HD 102117 b / Leklsullun

Discovery
- Discovered by: Tinney et al.
- Discovery site: Anglo-Australian Observatory, Australia
- Discovery date: September 16, 2004
- Detection method: Radial Velocity

Orbital characteristics
- Apastron: 0.1717 AU (25,690,000 km)
- Periastron: 0.1347 AU (20,150,000 km)
- Semi-major axis: 0.1532 ± 0.0088 AU (22,920,000 ± 1,320,000 km)
- Eccentricity: 0.106 ± 0.07
- Orbital period (sidereal): 20.8133 ± 0.0064 d
- Average orbital speed: 80.35
- Time of periastron: 10942.9 ± 3 2.400.000
- Argument of periastron: 283 ± 3
- Semi-amplitude: 11.8 ± 0.77
- Star: HD 102117

Physical characteristics
- Mass: >0.172 ± 0.018 M_{J} (>54.7 M_{🜨})

= HD 102117 b =

Extrasolar planet

HD 102117 b, formally named Leklsullun, is a planet that orbits the star HD 102117. The planet is a small gas giant a fifth the size of Jupiter.

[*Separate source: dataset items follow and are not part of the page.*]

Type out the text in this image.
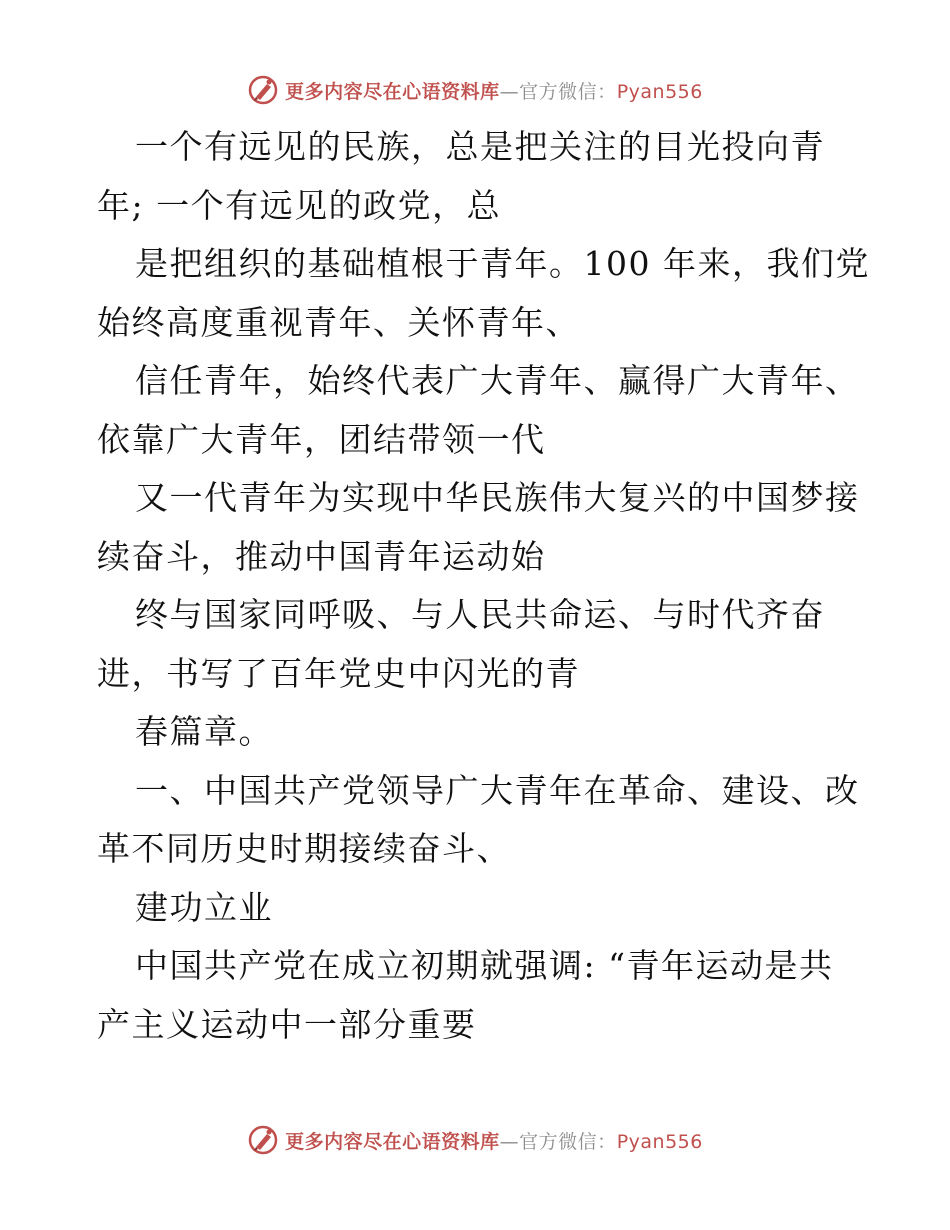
更多内容尽在心语资料库—官方微信：Pyan556
一个有远见的民族，总是把关注的目光投向青
年; 一个有远见的政党，总
是把组织的基础植根于青年。100 年来，我们党
始终高度重视青年、关怀青年、
信任青年，始终代表广大青年、赢得广大青年、
依靠广大青年，团结带领一代
又一代青年为实现中华民族伟大复兴的中国梦接
续奋斗，推动中国青年运动始
终与国家同呼吸、与人民共命运、与时代齐奋
进，书写了百年党史中闪光的青
春篇章。
一、中国共产党领导广大青年在革命、建设、改
革不同历史时期接续奋斗、
建功立业
中国共产党在成立初期就强调: “青年运动是共
产主义运动中一部分重要
更多内容尽在心语资料库—官方微信：Pyan556
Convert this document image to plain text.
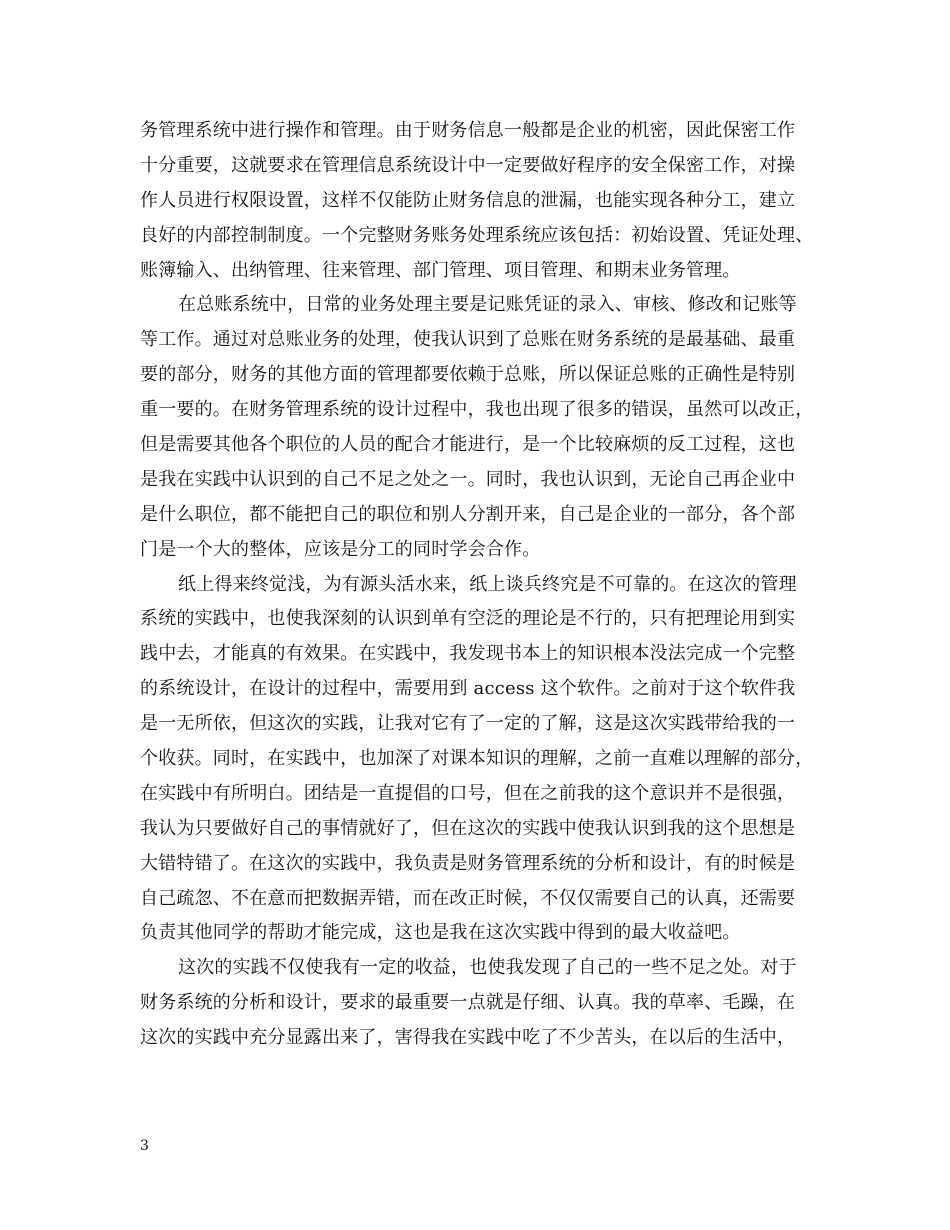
务管理系统中进行操作和管理。由于财务信息一般都是企业的机密，因此保密工作
十分重要，这就要求在管理信息系统设计中一定要做好程序的安全保密工作，对操
作人员进行权限设置，这样不仅能防止财务信息的泄漏，也能实现各种分工，建立
良好的内部控制制度。一个完整财务账务处理系统应该包括：初始设置、凭证处理、
账簿输入、出纳管理、往来管理、部门管理、项目管理、和期末业务管理。
在总账系统中，日常的业务处理主要是记账凭证的录入、审核、修改和记账等
等工作。通过对总账业务的处理，使我认识到了总账在财务系统的是最基础、最重
要的部分，财务的其他方面的管理都要依赖于总账，所以保证总账的正确性是特别
重一要的。在财务管理系统的设计过程中，我也出现了很多的错误，虽然可以改正，
但是需要其他各个职位的人员的配合才能进行，是一个比较麻烦的反工过程，这也
是我在实践中认识到的自己不足之处之一。同时，我也认识到，无论自己再企业中
是什么职位，都不能把自己的职位和别人分割开来，自己是企业的一部分，各个部
门是一个大的整体，应该是分工的同时学会合作。
纸上得来终觉浅，为有源头活水来，纸上谈兵终究是不可靠的。在这次的管理
系统的实践中，也使我深刻的认识到单有空泛的理论是不行的，只有把理论用到实
践中去，才能真的有效果。在实践中，我发现书本上的知识根本没法完成一个完整
的系统设计，在设计的过程中，需要用到 access 这个软件。之前对于这个软件我
是一无所依，但这次的实践，让我对它有了一定的了解，这是这次实践带给我的一
个收获。同时，在实践中，也加深了对课本知识的理解，之前一直难以理解的部分，
在实践中有所明白。团结是一直提倡的口号，但在之前我的这个意识并不是很强，
我认为只要做好自己的事情就好了，但在这次的实践中使我认识到我的这个思想是
大错特错了。在这次的实践中，我负责是财务管理系统的分析和设计，有的时候是
自己疏忽、不在意而把数据弄错，而在改正时候，不仅仅需要自己的认真，还需要
负责其他同学的帮助才能完成，这也是我在这次实践中得到的最大收益吧。
这次的实践不仅使我有一定的收益，也使我发现了自己的一些不足之处。对于
财务系统的分析和设计，要求的最重要一点就是仔细、认真。我的草率、毛躁，在
这次的实践中充分显露出来了，害得我在实践中吃了不少苦头，在以后的生活中，
3
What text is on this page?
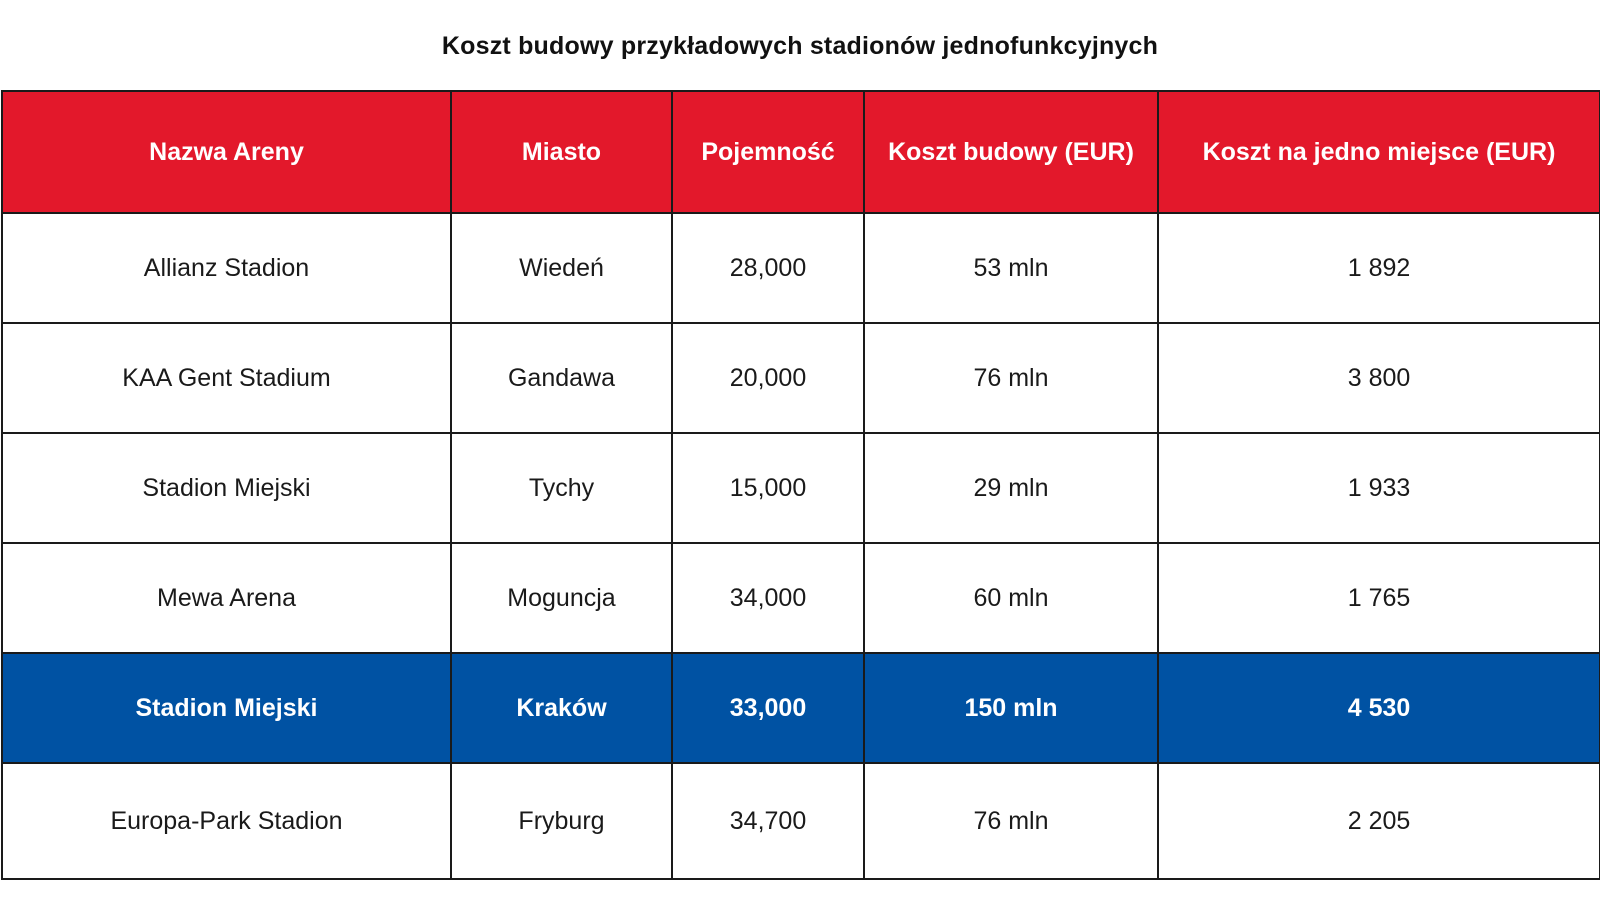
Koszt budowy przykładowych stadionów jednofunkcyjnych
Nazwa Areny	Miasto	Pojemność	Koszt budowy (EUR)	Koszt na jedno miejsce (EUR)
Allianz Stadion	Wiedeń	28,000	53 mln	1 892
KAA Gent Stadium	Gandawa	20,000	76 mln	3 800
Stadion Miejski	Tychy	15,000	29 mln	1 933
Mewa Arena	Moguncja	34,000	60 mln	1 765
Stadion Miejski	Kraków	33,000	150 mln	4 530
Europa-Park Stadion	Fryburg	34,700	76 mln	2 205
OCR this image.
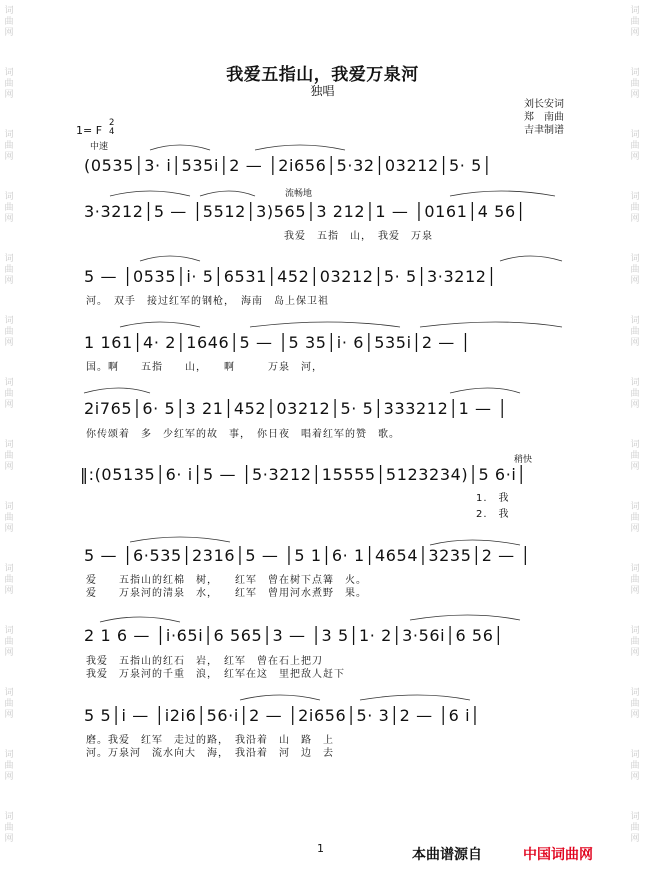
词
曲
网
词
曲
网
词
曲
网
词
曲
网
词
曲
网
词
曲
网
词
曲
网
词
曲
网
词
曲
网
词
曲
网
词
曲
网
词
曲
网
词
曲
网
词
曲
网
词
曲
网
词
曲
网
词
曲
网
词
曲
网
词
曲
网
词
曲
网
词
曲
网
词
曲
网
词
曲
网
词
曲
网
词
曲
网
词
曲
网
词
曲
网
词
曲
网
我爱五指山，我爱万泉河
独唱
刘长安词
郑　南曲
吉聿制谱
1= F
2
4
中速
流畅地
稍快
(0535│3· i│535i│2 — │2i656│5·32│03212│5· 5│
3·3212│5 — │5512│3)565│3 212│1 — │0161│4 56│
我爱　五指　山，　我爱　万泉
5 — │0535│i· 5│6531│452│03212│5· 5│3·3212│
河。　双手　接过红军的钢枪，　海南　岛上保卫祖
1 161│4· 2│1646│5 — │5 35│i· 6│535i│2 — │
国。啊　　五指　　山，　　啊　　　万泉　河，
2i765│6· 5│3 21│452│03212│5· 5│333212│1 — │
你传颂着　多　少红军的故　事，　你日夜　唱着红军的赞　歌。
‖:(05135│6· i│5 — │5·3212│15555│5123234)│5 6·i│
1.　我
2.　我
5 — │6·535│2316│5 — │5 1│6· 1│4654│3235│2 — │
爱　　五指山的红棉　树，　　红军　曾在树下点篝　火。
爱　　万泉河的清泉　水，　　红军　曾用河水煮野　果。
2 1 6 — │i·65i│6 565│3 — │3 5│1· 2│3·56i│6 56│
我爱　五指山的红石　岩，　红军　曾在石上把刀
我爱　万泉河的千重　浪，　红军在这　里把敌人赶下
5 5│i — │i2i6│56·i│2 — │2i656│5· 3│2 — │6 i│
磨。我爱　红军　走过的路，　我沿着　山　路　上
河。万泉河　流水向大　海，　我沿着　河　边　去
1	本曲谱源自	中国词曲网
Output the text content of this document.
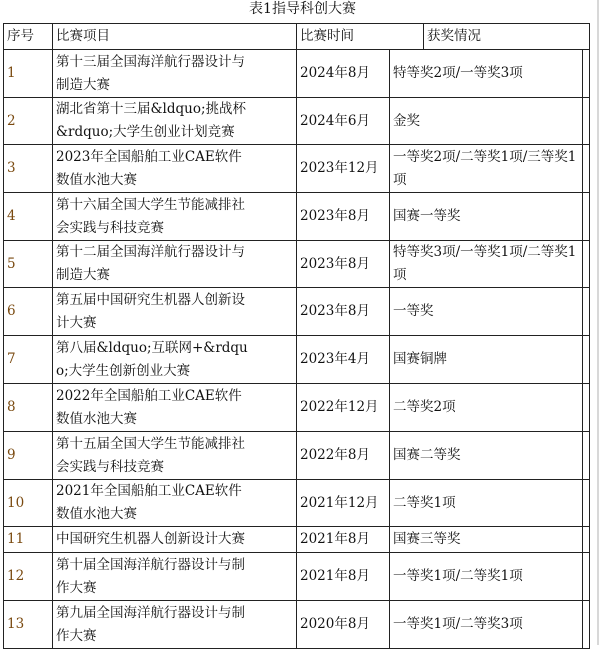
表1指导科创大赛
序号 比赛项目	比赛时间	获奖情况
1
第十三届全国海洋航行器设计与制造大赛
2024年8月 特等奖2项/一等奖3项
2
湖北省第十三届&ldquo;挑战杯&rdquo;大学生创业计划竞赛
2024年6月 金奖
3
2023年全国船舶工业CAE软件数值水池大赛
2023年12月
一等奖2项/二等奖1项/三等奖1项
4
第十六届全国大学生节能减排社会实践与科技竞赛
2023年8月 国赛一等奖
5
第十二届全国海洋航行器设计与制造大赛
2023年8月
特等奖3项/一等奖1项/二等奖1项
6
第五届中国研究生机器人创新设计大赛
2023年8月 一等奖
7
第八届&ldquo;互联网+&rdquo;大学生创新创业大赛
2023年4月 国赛铜牌
8
2022年全国船舶工业CAE软件数值水池大赛
2022年12月 二等奖2项
9
第十五届全国大学生节能减排社会实践与科技竞赛
2022年8月 国赛二等奖
10
2021年全国船舶工业CAE软件数值水池大赛
2021年12月 二等奖1项
11 中国研究生机器人创新设计大赛	2021年8月 国赛三等奖
12
第十届全国海洋航行器设计与制作大赛
2021年8月 一等奖1项/二等奖1项
13
第九届全国海洋航行器设计与制作大赛
2020年8月 一等奖1项/二等奖3项
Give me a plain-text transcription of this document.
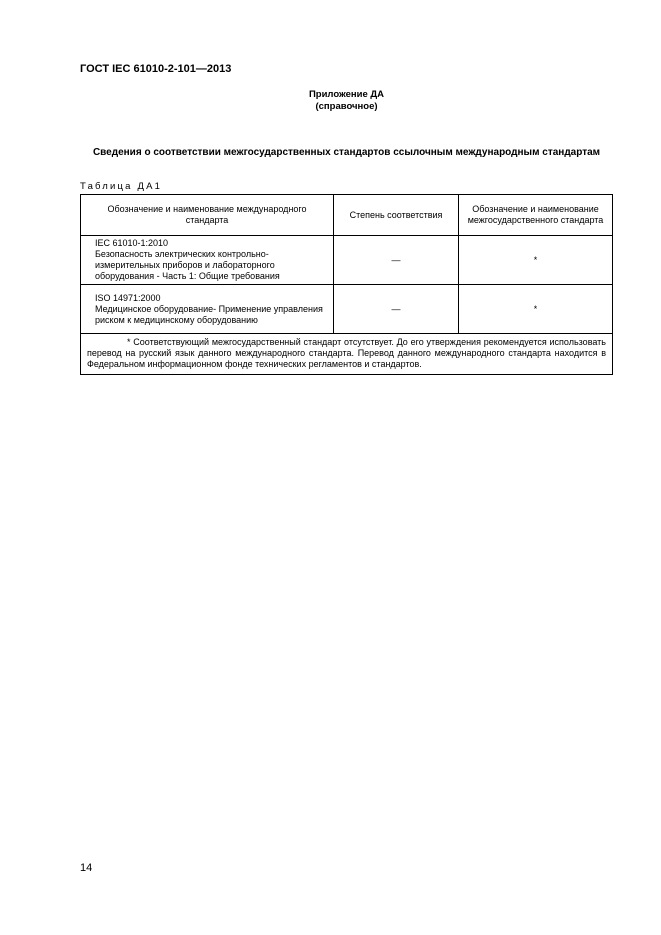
ГОСТ IEC 61010-2-101—2013
Приложение ДА
(справочное)
Сведения о соответствии межгосударственных стандартов ссылочным международным стандартам
Таблица ДА1
Обозначение и наименование международного стандарта	Степень соответствия	Обозначение и наименование межгосударственного стандарта

IEC 61010-1:2010
Безопасность электрических контрольно-измерительных приборов и лабораторного оборудования - Часть 1: Общие требования	—	*

ISO 14971:2000
Медицинское оборудование- Применение управления риском к медицинскому оборудованию	—	*
* Соответствующий межгосударственный стандарт отсутствует. До его утверждения рекомендуется использовать перевод на русский язык данного международного стандарта. Перевод данного международного стандарта находится в Федеральном информационном фонде технических регламентов и стандартов.		
14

It orbits very close to its star, but not in a "torch orbit" like the famous 51 Pegasi b. It was one of the smallest extrasolar planets discovered as of 2006.

In 2004, the Anglo-Australian Planet Search announced a planet orbiting the star HD 102117. A short time later the HARPS team also announced the presence of HD 102117 b around the same star. Both groups detected this planet using the radial velocity method.